Takeaway: The bottom just dropped out of Vancouver, as the home sales Y/Y growth rate fell from +0.6% in June to -18.9% in July.

Editor's Note: Below is a brief excerpt from the second edition of our Hedgeye Canada Tracker research product. Spearheaded by Josh Steiner, the goal is to help investors understand the trends and spot inflection points in the Canadian housing market by tracking 10-12 different housing data series across Canada and 8 different series at the metro level in Toronto, Vancouver, Calgary and Montreal, and presenting them in a hyper-simple format.

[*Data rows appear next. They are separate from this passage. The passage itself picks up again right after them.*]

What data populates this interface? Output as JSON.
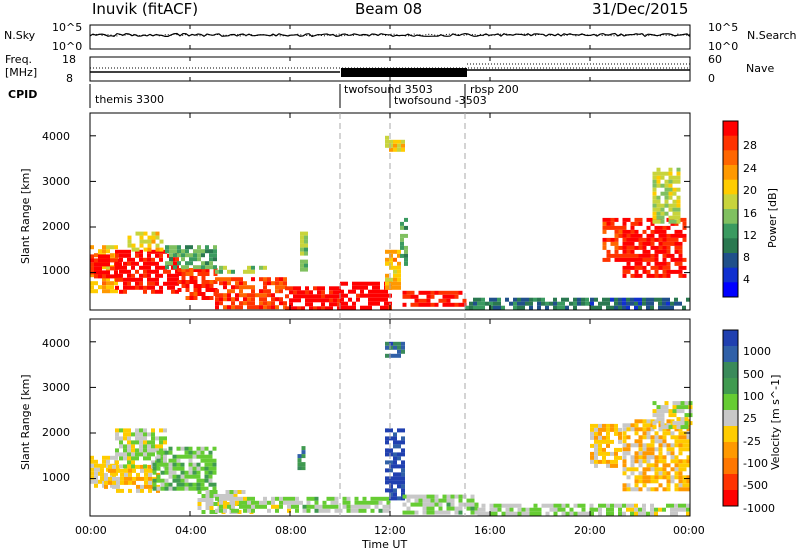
{
  "header": {
    "left_title": "Inuvik (fitACF)",
    "center_title": "Beam 08",
    "right_title": "31/Dec/2015"
  },
  "top_panel": {
    "left_label": "N.Sky",
    "left_top_tick": "10^5",
    "left_bottom_tick": "10^0",
    "right_label": "N.Search",
    "right_top_tick": "10^5",
    "right_bottom_tick": "10^0"
  },
  "freq_panel": {
    "left_label_line1": "Freq.",
    "left_label_line2": "[MHz]",
    "left_top_tick": "18",
    "left_bottom_tick": "8",
    "right_label": "Nave",
    "right_top_tick": "60",
    "right_bottom_tick": "0"
  },
  "cpid": {
    "label": "CPID",
    "segments": [
      {
        "name": "themis 3300",
        "start_h": 0
      },
      {
        "name": "twofsound 3503",
        "start_h": 10
      },
      {
        "name": "twofsound -3503",
        "start_h": 12
      },
      {
        "name": "rbsp 200",
        "start_h": 15
      }
    ]
  },
  "power_panel": {
    "ylabel": "Slant Range [km]",
    "yticks": [
      "1000",
      "2000",
      "3000",
      "4000"
    ],
    "colorbar_label": "Power [dB]",
    "colorbar_ticks": [
      "28",
      "24",
      "20",
      "16",
      "12",
      "8",
      "4"
    ],
    "colorbar_colors": [
      "#ff0000",
      "#ff3300",
      "#ff6600",
      "#ff9900",
      "#ffcc00",
      "#c8d43c",
      "#80c060",
      "#3a9a60",
      "#2a7850",
      "#20508a",
      "#1030d0",
      "#0000ff"
    ]
  },
  "velocity_panel": {
    "ylabel": "Slant Range [km]",
    "yticks": [
      "1000",
      "2000",
      "3000",
      "4000"
    ],
    "colorbar_label": "Velocity [m s^-1]",
    "colorbar_ticks": [
      "1000",
      "500",
      "100",
      "25",
      "-25",
      "-100",
      "-500",
      "-1000"
    ],
    "colorbar_colors": [
      "#2040b0",
      "#3060a8",
      "#3a8a5a",
      "#409a50",
      "#66cc33",
      "#c8c8c8",
      "#ffcc00",
      "#ff9900",
      "#ff7700",
      "#ff3300",
      "#ff0000"
    ]
  },
  "x_axis": {
    "label": "Time UT",
    "ticks": [
      "00:00",
      "04:00",
      "08:00",
      "12:00",
      "16:00",
      "20:00",
      "00:00"
    ]
  },
  "chart_data": [
    {
      "type": "heatmap",
      "name": "Power",
      "x_unit": "hours UT",
      "y_unit": "km",
      "xlim": [
        0,
        24
      ],
      "ylim": [
        180,
        4500
      ],
      "clim": [
        0,
        30
      ],
      "regions": [
        {
          "x0": 0.0,
          "x1": 1.0,
          "y0": 600,
          "y1": 1600,
          "value": 20
        },
        {
          "x0": 0.0,
          "x1": 1.2,
          "y0": 900,
          "y1": 1400,
          "value": 28
        },
        {
          "x0": 1.0,
          "x1": 3.5,
          "y0": 600,
          "y1": 1500,
          "value": 29
        },
        {
          "x0": 1.5,
          "x1": 2.8,
          "y0": 1500,
          "y1": 1900,
          "value": 18
        },
        {
          "x0": 3.5,
          "x1": 5.0,
          "y0": 400,
          "y1": 1100,
          "value": 27
        },
        {
          "x0": 3.0,
          "x1": 5.0,
          "y0": 1100,
          "y1": 1600,
          "value": 12
        },
        {
          "x0": 5.0,
          "x1": 7.8,
          "y0": 250,
          "y1": 900,
          "value": 26
        },
        {
          "x0": 5.0,
          "x1": 7.0,
          "y0": 1000,
          "y1": 1150,
          "value": 14
        },
        {
          "x0": 7.8,
          "x1": 10.0,
          "y0": 250,
          "y1": 700,
          "value": 29
        },
        {
          "x0": 10.0,
          "x1": 12.0,
          "y0": 250,
          "y1": 800,
          "value": 30
        },
        {
          "x0": 11.8,
          "x1": 12.4,
          "y0": 700,
          "y1": 1500,
          "value": 20
        },
        {
          "x0": 11.8,
          "x1": 12.5,
          "y0": 3700,
          "y1": 4000,
          "value": 18
        },
        {
          "x0": 12.5,
          "x1": 15.0,
          "y0": 250,
          "y1": 600,
          "value": 28
        },
        {
          "x0": 15.0,
          "x1": 20.0,
          "y0": 250,
          "y1": 450,
          "value": 9
        },
        {
          "x0": 8.4,
          "x1": 8.7,
          "y0": 1100,
          "y1": 1900,
          "value": 14
        },
        {
          "x0": 12.4,
          "x1": 12.7,
          "y0": 1200,
          "y1": 2200,
          "value": 12
        },
        {
          "x0": 20.5,
          "x1": 21.2,
          "y0": 1300,
          "y1": 2200,
          "value": 26
        },
        {
          "x0": 21.3,
          "x1": 23.8,
          "y0": 900,
          "y1": 2200,
          "value": 28
        },
        {
          "x0": 22.5,
          "x1": 23.5,
          "y0": 2100,
          "y1": 3300,
          "value": 16
        },
        {
          "x0": 20.0,
          "x1": 24.0,
          "y0": 250,
          "y1": 450,
          "value": 7
        }
      ]
    },
    {
      "type": "heatmap",
      "name": "Velocity",
      "x_unit": "hours UT",
      "y_unit": "km",
      "xlim": [
        0,
        24
      ],
      "ylim": [
        180,
        4500
      ],
      "clim": [
        -1000,
        1000
      ],
      "regions": [
        {
          "x0": 0.0,
          "x1": 1.0,
          "y0": 800,
          "y1": 1500,
          "value": -100
        },
        {
          "x0": 0.4,
          "x1": 2.7,
          "y0": 700,
          "y1": 1300,
          "value": -200
        },
        {
          "x0": 1.0,
          "x1": 3.0,
          "y0": 1300,
          "y1": 2100,
          "value": 40
        },
        {
          "x0": 2.5,
          "x1": 5.0,
          "y0": 800,
          "y1": 1700,
          "value": 200
        },
        {
          "x0": 4.3,
          "x1": 6.5,
          "y0": 300,
          "y1": 750,
          "value": 0
        },
        {
          "x0": 5.0,
          "x1": 8.5,
          "y0": 250,
          "y1": 600,
          "value": 60
        },
        {
          "x0": 8.5,
          "x1": 12.0,
          "y0": 250,
          "y1": 600,
          "value": 120
        },
        {
          "x0": 8.3,
          "x1": 8.6,
          "y0": 1200,
          "y1": 1800,
          "value": 500
        },
        {
          "x0": 11.8,
          "x1": 12.5,
          "y0": 600,
          "y1": 2100,
          "value": 900
        },
        {
          "x0": 11.8,
          "x1": 12.5,
          "y0": 3700,
          "y1": 4000,
          "value": 700
        },
        {
          "x0": 12.5,
          "x1": 15.5,
          "y0": 250,
          "y1": 650,
          "value": 100
        },
        {
          "x0": 15.5,
          "x1": 20.0,
          "y0": 250,
          "y1": 450,
          "value": 90
        },
        {
          "x0": 20.0,
          "x1": 21.2,
          "y0": 1300,
          "y1": 2200,
          "value": -200
        },
        {
          "x0": 21.3,
          "x1": 24.0,
          "y0": 800,
          "y1": 2300,
          "value": -200
        },
        {
          "x0": 22.5,
          "x1": 24.0,
          "y0": 2100,
          "y1": 2700,
          "value": 0
        },
        {
          "x0": 20.0,
          "x1": 24.0,
          "y0": 250,
          "y1": 450,
          "value": 60
        }
      ]
    }
  ]
}
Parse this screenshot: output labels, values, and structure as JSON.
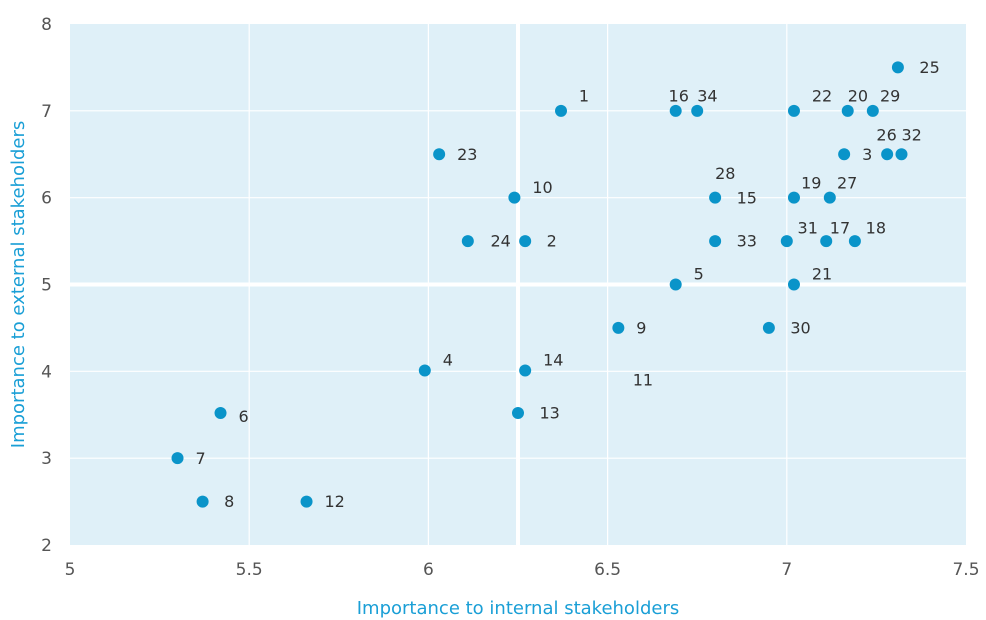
{
  "chart_data": {
    "type": "scatter",
    "title": "",
    "xlabel": "Importance to internal stakeholders",
    "ylabel": "Importance to external stakeholders",
    "xlim": [
      5,
      7.5
    ],
    "ylim": [
      2,
      8
    ],
    "xticks": [
      "5",
      "5.5",
      "6",
      "6.5",
      "7",
      "7.5"
    ],
    "yticks": [
      "2",
      "3",
      "4",
      "5",
      "6",
      "7",
      "8"
    ],
    "divider_x": 6.25,
    "divider_y": 5,
    "grid": true,
    "colors": {
      "marker": "#0a94c9",
      "plot_bg": "#dff0f8",
      "grid": "#ffffff",
      "axis_title": "#1a9fd6"
    },
    "points": [
      {
        "x": 6.37,
        "y": 7.0,
        "label": "1",
        "lx": 6.42,
        "ly": 7.17,
        "anchor": "start"
      },
      {
        "x": 6.27,
        "y": 5.5,
        "label": "2",
        "lx": 6.33,
        "ly": 5.5,
        "anchor": "start"
      },
      {
        "x": 7.16,
        "y": 6.5,
        "label": "3",
        "lx": 7.21,
        "ly": 6.5,
        "anchor": "start"
      },
      {
        "x": 5.99,
        "y": 4.01,
        "label": "4",
        "lx": 6.04,
        "ly": 4.13,
        "anchor": "start"
      },
      {
        "x": 6.69,
        "y": 5.0,
        "label": "5",
        "lx": 6.74,
        "ly": 5.12,
        "anchor": "start"
      },
      {
        "x": 5.42,
        "y": 3.52,
        "label": "6",
        "lx": 5.47,
        "ly": 3.48,
        "anchor": "start"
      },
      {
        "x": 5.3,
        "y": 3.0,
        "label": "7",
        "lx": 5.35,
        "ly": 3.0,
        "anchor": "start"
      },
      {
        "x": 5.37,
        "y": 2.5,
        "label": "8",
        "lx": 5.43,
        "ly": 2.5,
        "anchor": "start"
      },
      {
        "x": 6.53,
        "y": 4.5,
        "label": "9",
        "lx": 6.58,
        "ly": 4.5,
        "anchor": "start"
      },
      {
        "x": 6.24,
        "y": 6.0,
        "label": "10",
        "lx": 6.29,
        "ly": 6.12,
        "anchor": "start"
      },
      {
        "x": null,
        "y": null,
        "label": "11",
        "lx": 6.57,
        "ly": 3.9,
        "anchor": "start"
      },
      {
        "x": 5.66,
        "y": 2.5,
        "label": "12",
        "lx": 5.71,
        "ly": 2.5,
        "anchor": "start"
      },
      {
        "x": 6.25,
        "y": 3.52,
        "label": "13",
        "lx": 6.31,
        "ly": 3.52,
        "anchor": "start"
      },
      {
        "x": 6.27,
        "y": 4.01,
        "label": "14",
        "lx": 6.32,
        "ly": 4.13,
        "anchor": "start"
      },
      {
        "x": 6.8,
        "y": 6.0,
        "label": "15",
        "lx": 6.86,
        "ly": 6.0,
        "anchor": "start"
      },
      {
        "x": 6.69,
        "y": 7.0,
        "label": "16",
        "lx": 6.67,
        "ly": 7.17,
        "anchor": "start"
      },
      {
        "x": 7.11,
        "y": 5.5,
        "label": "17",
        "lx": 7.12,
        "ly": 5.65,
        "anchor": "start"
      },
      {
        "x": 7.19,
        "y": 5.5,
        "label": "18",
        "lx": 7.22,
        "ly": 5.65,
        "anchor": "start"
      },
      {
        "x": 7.02,
        "y": 6.0,
        "label": "19",
        "lx": 7.04,
        "ly": 6.17,
        "anchor": "start"
      },
      {
        "x": 7.17,
        "y": 7.0,
        "label": "20",
        "lx": 7.17,
        "ly": 7.17,
        "anchor": "start"
      },
      {
        "x": 7.02,
        "y": 5.0,
        "label": "21",
        "lx": 7.07,
        "ly": 5.12,
        "anchor": "start"
      },
      {
        "x": 7.02,
        "y": 7.0,
        "label": "22",
        "lx": 7.07,
        "ly": 7.17,
        "anchor": "start"
      },
      {
        "x": 6.03,
        "y": 6.5,
        "label": "23",
        "lx": 6.08,
        "ly": 6.5,
        "anchor": "start"
      },
      {
        "x": 6.11,
        "y": 5.5,
        "label": "24",
        "lx": 6.23,
        "ly": 5.5,
        "anchor": "end"
      },
      {
        "x": 7.31,
        "y": 7.5,
        "label": "25",
        "lx": 7.37,
        "ly": 7.5,
        "anchor": "start"
      },
      {
        "x": 7.28,
        "y": 6.5,
        "label": "26",
        "lx": 7.25,
        "ly": 6.72,
        "anchor": "start"
      },
      {
        "x": 7.12,
        "y": 6.0,
        "label": "27",
        "lx": 7.14,
        "ly": 6.17,
        "anchor": "start"
      },
      {
        "x": null,
        "y": null,
        "label": "28",
        "lx": 6.8,
        "ly": 6.28,
        "anchor": "start"
      },
      {
        "x": 7.24,
        "y": 7.0,
        "label": "29",
        "lx": 7.26,
        "ly": 7.17,
        "anchor": "start"
      },
      {
        "x": 6.95,
        "y": 4.5,
        "label": "30",
        "lx": 7.01,
        "ly": 4.5,
        "anchor": "start"
      },
      {
        "x": 7.0,
        "y": 5.5,
        "label": "31",
        "lx": 7.03,
        "ly": 5.65,
        "anchor": "start"
      },
      {
        "x": 7.32,
        "y": 6.5,
        "label": "32",
        "lx": 7.32,
        "ly": 6.72,
        "anchor": "start"
      },
      {
        "x": 6.8,
        "y": 5.5,
        "label": "33",
        "lx": 6.86,
        "ly": 5.5,
        "anchor": "start"
      },
      {
        "x": 6.75,
        "y": 7.0,
        "label": "34",
        "lx": 6.75,
        "ly": 7.17,
        "anchor": "start"
      }
    ]
  }
}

Email sales@hedgeye.com for more info and how you can subscribe.

How Slowing Chinese Housing Demand Is Affecting Global Real Estate Markets - for sale

As Steiner writes:

 

“We track Chinese FX reserves as a proxy for foreign real estate demand. The view is that $2.75 Trillion is the threshold above which China needs to maintain its FX Reserves in order to prevent a disorderly devaluation of the Yuan. As those FX reserves converge on that threshold, the pace of money leaving the country -- our proxy for foreign real estate demand -- will slow out of necessity as China clamps further down on loopholes and avoidance of the $50,000/per person/per year limit.”

 

How Slowing Chinese Housing Demand Is Affecting Global Real Estate Markets - china forex

Why does this matter?

According to recently released Canadian economic data for the month of May, real estate has emerged as the third largest component of the Canadian economy, accounting for half of all GDP growth.

As such, housing sector weakness could negatively impact growth.

And it’s happening. “Vancouver home sales put up a massive deterioration, as the bottom dropped out of the Y/Y growth rate,” Steiner writes. “The Y/Y rate went from +0.6% in June to -18.9% in July. Importantly, this decline occurred even before the August implementation of a 15% foreign buyer tax, which should further drag down sales.”